Incursione nei licei romani, studenti incappucciati

In due licei classici romani, il Giulio Cesare e il Mameli, hanno fatto incursione, durante lo svolgimento delle lezioni, due gruppi di studenti incappucciati che hanno urlato slogan e lanciato fumogeni all’interno degli istituti.
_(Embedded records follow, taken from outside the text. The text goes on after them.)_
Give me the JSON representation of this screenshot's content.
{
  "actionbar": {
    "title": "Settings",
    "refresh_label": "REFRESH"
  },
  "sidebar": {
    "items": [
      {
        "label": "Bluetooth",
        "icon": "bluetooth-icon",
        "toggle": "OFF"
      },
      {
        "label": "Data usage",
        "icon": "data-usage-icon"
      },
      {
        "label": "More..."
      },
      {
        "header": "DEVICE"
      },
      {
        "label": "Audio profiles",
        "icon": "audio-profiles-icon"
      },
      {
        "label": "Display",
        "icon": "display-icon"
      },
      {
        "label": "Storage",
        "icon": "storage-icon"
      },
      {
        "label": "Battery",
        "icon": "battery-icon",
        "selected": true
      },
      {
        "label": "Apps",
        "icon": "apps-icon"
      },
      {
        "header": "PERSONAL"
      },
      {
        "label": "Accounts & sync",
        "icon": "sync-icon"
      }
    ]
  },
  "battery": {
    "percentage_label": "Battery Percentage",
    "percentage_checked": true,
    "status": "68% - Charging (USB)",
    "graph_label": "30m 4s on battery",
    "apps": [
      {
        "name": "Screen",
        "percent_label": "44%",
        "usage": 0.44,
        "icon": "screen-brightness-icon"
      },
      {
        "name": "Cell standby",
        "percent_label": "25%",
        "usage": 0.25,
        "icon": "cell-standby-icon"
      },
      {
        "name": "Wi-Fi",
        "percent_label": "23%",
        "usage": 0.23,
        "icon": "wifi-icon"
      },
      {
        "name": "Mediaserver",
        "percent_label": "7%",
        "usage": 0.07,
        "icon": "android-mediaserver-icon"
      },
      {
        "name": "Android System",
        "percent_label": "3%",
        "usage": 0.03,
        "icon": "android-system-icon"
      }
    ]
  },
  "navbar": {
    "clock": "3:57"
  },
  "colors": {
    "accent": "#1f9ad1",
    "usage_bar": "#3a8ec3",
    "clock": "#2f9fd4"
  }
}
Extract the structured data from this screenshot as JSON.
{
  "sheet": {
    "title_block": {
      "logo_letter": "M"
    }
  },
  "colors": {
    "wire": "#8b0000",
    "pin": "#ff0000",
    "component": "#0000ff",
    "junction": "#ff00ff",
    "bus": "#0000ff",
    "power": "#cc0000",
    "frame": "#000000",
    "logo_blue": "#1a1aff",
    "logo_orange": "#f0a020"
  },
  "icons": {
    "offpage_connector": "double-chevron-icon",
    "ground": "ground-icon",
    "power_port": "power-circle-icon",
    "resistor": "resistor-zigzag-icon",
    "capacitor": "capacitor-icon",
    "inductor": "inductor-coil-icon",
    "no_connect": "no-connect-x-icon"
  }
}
Per quanto si apprende da alcuni giovani che sono stati bloccati all’uscita della scuola e che non sono riusciti a scappare prima dell’arrivo della pattuglia e da quanto sostenuto da Blocco Studentesco e CasaPound, i due eventi sarebbero scollegati. Quest’ultimi hanno infatti rivendicato l’invasione al Giulio Cesare ma smentito la seconda invasione al Mameli. “Rivendichiamo l’azione fatta al Giulio Cesare ma siamo totalmente estranei ai fatti accaduti nel liceo Mameli” ha detto Fabio De Martino, responsabile romano di Blocco studentesco. E ancora: “L’azione alla scuola di Corso Trieste era dimostrativa, contro il ddl Aprea e la progressiva privatizzazione della scuola pubblica, ma pacifica: non c’erano bastoni”.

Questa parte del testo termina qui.